Sunday, January 30, 2011

What Does It Mean?

One of the key elements in reading instruction is helping students develop the skills to apply when they don't understand what they're reading.  In the early stages it's clues on how to decode or sound out words, later it shifts to comprehension and how to make use of what you're reading, how to talk about the ideas in a text and how to use what you read in your life.
In recent years I've had many encounters with young readers who are turning the pages and seem to be engrossed in a book but are unable to tell me anything about what they have read.  Sometimes they're unable to even recall main characters or "what's going on" but a more common experience is that they have no opinion about the story, the decisions made by the characters, the implications of the plot etc.  In other words, not thinking at all about what they're reading.
When teaching these comprehension and deeper thinking skills it's important that a student know when they're not getting it.  I, for example, when reading a complicated novel often will flip back a few pages if a character appears and I'm not sure exactly who they are or what their motives might be.  Many of you probably do the same, or in a newspaper article when a person is quoted you might look back to see exactly who it is, especially if they're listed only by their last name.

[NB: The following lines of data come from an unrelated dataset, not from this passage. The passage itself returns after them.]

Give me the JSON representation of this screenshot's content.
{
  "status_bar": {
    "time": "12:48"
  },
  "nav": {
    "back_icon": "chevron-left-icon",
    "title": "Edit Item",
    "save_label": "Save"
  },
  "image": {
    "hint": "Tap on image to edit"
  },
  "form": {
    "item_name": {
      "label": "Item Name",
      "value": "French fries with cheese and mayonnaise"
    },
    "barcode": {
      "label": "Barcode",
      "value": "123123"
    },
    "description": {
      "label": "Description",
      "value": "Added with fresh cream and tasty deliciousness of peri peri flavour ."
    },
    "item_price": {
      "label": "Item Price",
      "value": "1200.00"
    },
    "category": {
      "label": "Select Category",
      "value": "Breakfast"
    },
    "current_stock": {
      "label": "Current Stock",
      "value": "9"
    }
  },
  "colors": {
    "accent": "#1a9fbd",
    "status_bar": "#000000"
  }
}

When students are reading along without comprehending it becomes difficult to lead them towards a deeper connection and understanding of what they read.
I began asking what was happening with these kids.  Why were they content to read what they didn't understand?  What sort of dull experience were they accepting by doing this?

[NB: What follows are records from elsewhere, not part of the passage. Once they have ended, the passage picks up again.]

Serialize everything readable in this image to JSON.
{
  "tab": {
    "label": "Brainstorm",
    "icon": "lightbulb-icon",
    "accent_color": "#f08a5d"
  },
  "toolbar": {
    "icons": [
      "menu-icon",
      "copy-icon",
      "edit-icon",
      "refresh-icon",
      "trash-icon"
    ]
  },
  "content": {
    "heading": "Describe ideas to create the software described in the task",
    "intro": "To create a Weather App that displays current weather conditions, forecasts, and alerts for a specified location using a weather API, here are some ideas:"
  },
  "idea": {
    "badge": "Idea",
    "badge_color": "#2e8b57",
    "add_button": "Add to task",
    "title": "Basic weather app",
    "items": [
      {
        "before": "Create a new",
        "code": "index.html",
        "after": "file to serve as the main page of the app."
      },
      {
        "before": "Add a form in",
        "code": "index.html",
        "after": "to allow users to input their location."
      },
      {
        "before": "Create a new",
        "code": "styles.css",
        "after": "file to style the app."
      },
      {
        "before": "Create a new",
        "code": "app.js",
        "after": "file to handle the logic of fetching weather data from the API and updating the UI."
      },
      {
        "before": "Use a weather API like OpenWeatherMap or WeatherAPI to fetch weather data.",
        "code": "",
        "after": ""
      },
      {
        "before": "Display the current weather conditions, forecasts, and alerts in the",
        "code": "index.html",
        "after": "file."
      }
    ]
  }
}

My theory is that many kids are developing the skills to accept what they don't understand and be passive receptors of information or entertainment in our current culture.  When I would talk further with kids who were not able to form an opinion about what they read, or remember any essential information about the text I found that most of the time they were watching large amounts of video games, TV and video.  Now, the electronic media has been the bad guy in the "Why are students so stupid" stories for as long as there's been electronic media, but I think there's something else going on here.  And while "What it is ain't exactly clear" I have some ideas.  The types of entertainment these kids were talking about were almost entirely programs, games, films etc. that were built around mature themes.   Sex and violence of course being the major selling points, but not the only things going on in the stories to be sure.  Asking further what they thought about the video stories yielded almost the same lack of deeper thinking or comprehension.   It seems like the young kids, and I'm talking about eight year old kids watching R rated films, were content to watch something that made little sense because they knew from experience that pretty soon someone who either loose their clothes or there would be some terrific explosions.  My theory is that kids can become used to not understanding what they're seeing or reading because they've grown accustomed to it through a daily diet of entertainment that was originally designed for a much older and hopefully wiser audience.  You could easily argue about the suitability of some of the material for anyone, but I think free choice is an important thing for adults to exercise.  And I think we have that,  prime time TV may be filled with one programs that aim low but there's still the off button on the remote.
Recently there has been a lot of discussion about a new series on MTV called "Skins" I've never seen it and know virtually nothing about it other than some people are writing editorials saying "They've gone too far this time" while others are saying "The average young teen has seen much worse" My question is "Why has the average young teen seen much worse?" and "What can we do to make sure the average teen doesn't see much worse?" and "What price do we pay when the average kid sees much worse?"
I don't like to sound alarmist, I'm not inclined to predict the end of the world but I am fearful of people not asking the questions.
What does it mean if so many people are developing the skills to not think?  This might be the cue to move into a discussion about the age of sound bite, accusation, and conspiracy theory passing for news but I'll save that discussion for another time.  Right now I have a good book I'd like to read and think about.